誰にも理解されなくても、自分が本当に、心から言いたいことを言うことが、こんなにも気持ちいいなんて…!

恥ずかしかったし、マイク持つ手震えたし、何言われるか怖かったけど、自分の挑戦を見て一歩踏み出す人が1人でもいたらいいな。

最後に…

ライブ終わってから興奮冷めなくて、早くこの文章書き上げたくて勝手に朝7時に覚めます。

シャワー浴びて、「今日なんか寒いな」なんて思いながら近所のカフェに向かって歩いてたら、急に”あられ”が降ってきました。「うお〜〜!マジかよ!」って。そうです。

「同じ0℃を通過しても、雨になる水蒸気と、雪に変わる水蒸気がある。

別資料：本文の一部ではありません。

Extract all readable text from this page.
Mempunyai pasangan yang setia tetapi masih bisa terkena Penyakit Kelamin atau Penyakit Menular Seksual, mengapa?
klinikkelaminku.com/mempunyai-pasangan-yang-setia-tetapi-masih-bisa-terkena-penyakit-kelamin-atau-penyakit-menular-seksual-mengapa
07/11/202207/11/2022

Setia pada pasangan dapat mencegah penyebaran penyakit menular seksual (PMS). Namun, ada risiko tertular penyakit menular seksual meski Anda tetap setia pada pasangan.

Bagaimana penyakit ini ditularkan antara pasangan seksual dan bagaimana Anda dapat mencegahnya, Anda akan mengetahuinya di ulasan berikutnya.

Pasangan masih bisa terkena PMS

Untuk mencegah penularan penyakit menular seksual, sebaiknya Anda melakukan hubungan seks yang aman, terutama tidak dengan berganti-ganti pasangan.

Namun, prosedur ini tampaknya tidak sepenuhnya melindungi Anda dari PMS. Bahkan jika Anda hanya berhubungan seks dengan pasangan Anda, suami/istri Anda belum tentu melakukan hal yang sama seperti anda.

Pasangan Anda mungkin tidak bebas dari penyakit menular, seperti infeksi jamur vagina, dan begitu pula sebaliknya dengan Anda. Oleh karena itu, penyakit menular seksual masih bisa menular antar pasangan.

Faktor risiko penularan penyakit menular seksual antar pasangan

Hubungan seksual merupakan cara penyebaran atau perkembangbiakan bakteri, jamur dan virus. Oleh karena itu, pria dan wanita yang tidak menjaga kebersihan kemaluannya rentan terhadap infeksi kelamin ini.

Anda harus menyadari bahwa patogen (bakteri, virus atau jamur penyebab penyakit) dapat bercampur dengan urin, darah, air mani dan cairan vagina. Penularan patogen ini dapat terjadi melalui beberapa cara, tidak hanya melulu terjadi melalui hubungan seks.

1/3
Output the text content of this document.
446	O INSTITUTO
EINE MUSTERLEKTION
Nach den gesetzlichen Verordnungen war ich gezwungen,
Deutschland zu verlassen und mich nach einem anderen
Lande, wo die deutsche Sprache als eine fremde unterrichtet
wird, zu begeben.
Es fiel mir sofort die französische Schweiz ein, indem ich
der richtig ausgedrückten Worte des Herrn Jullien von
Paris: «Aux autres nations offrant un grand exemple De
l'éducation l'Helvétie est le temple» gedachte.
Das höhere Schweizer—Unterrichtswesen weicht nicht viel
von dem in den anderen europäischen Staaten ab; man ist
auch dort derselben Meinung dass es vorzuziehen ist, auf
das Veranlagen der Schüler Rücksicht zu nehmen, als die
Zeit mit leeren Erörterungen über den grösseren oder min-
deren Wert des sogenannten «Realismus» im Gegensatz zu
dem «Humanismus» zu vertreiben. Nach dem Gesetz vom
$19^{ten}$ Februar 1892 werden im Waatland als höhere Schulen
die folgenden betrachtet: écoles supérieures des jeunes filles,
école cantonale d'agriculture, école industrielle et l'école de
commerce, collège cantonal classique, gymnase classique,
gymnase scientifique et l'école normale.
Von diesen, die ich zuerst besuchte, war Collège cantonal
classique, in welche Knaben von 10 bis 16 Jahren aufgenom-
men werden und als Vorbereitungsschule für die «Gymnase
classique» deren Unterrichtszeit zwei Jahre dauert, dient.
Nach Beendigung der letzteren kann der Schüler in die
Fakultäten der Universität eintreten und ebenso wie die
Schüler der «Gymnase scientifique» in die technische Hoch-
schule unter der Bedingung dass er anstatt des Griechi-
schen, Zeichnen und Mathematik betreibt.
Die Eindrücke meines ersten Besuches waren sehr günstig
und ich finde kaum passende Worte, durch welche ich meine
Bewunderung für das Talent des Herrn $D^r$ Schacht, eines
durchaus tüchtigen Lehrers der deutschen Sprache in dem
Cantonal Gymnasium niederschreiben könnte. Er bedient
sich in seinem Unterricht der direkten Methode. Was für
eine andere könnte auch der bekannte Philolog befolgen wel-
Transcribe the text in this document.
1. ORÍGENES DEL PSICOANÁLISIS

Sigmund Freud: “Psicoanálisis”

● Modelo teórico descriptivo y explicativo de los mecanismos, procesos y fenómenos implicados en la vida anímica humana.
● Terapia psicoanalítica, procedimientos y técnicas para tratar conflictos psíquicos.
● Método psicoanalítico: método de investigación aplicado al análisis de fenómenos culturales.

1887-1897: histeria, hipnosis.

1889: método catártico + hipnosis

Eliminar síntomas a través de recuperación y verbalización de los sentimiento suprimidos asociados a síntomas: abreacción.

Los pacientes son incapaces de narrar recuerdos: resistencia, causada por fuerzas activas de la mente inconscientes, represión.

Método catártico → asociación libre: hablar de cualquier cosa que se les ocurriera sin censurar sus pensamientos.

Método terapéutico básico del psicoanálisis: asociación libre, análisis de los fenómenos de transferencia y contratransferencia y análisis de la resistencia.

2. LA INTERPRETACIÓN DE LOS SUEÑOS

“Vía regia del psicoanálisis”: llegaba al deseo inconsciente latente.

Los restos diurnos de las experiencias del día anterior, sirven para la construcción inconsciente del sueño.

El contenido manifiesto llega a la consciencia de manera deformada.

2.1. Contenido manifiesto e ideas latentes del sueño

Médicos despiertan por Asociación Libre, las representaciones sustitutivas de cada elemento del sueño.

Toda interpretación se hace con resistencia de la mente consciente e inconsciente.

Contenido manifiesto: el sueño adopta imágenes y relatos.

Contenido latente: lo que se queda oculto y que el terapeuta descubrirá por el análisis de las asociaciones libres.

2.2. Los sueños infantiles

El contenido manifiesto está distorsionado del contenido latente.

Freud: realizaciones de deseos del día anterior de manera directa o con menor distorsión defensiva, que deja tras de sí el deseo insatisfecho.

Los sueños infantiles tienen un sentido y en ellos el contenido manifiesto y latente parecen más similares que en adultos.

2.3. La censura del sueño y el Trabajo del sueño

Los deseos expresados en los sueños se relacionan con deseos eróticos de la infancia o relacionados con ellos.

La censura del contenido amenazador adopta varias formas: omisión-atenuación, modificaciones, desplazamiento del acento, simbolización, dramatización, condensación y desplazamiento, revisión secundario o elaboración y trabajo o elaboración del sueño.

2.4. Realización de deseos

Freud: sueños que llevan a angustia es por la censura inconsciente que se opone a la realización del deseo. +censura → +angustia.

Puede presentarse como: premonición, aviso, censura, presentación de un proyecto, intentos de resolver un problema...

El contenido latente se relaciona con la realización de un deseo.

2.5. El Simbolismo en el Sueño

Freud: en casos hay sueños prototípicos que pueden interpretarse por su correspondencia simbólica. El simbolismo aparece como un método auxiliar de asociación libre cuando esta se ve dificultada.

その違いは、水蒸気の中に昇華核があるかないか」

「昇華(花に昇りつめるために)、核(書く、歌う)」

東京はあられ、東北ではこの時期なのにびっしり雪が降ったそうですね。

友人のFacebookの投稿▼

俺の詩には昇華核があったのかなぁ…(ロマン派)

こうして、辛かったけど夢物語のような1ヶ月半とライブが終わりました。でも、ここからがスタートなんだよなぁ。「今日はじまる、第二章」とかカッコつけて言ったもん。思い出してキモすぎる。

これから西荻でやってるポエトリーイベントに遊びに行ってきます。色んな場所でポエトリーしたいな。

挑戦、悪くないです(^ ^)

「何かやりたいな、でも怖いな」って思ってる人は踏み出してみて!マジでどうにかなるから!世界変わるから!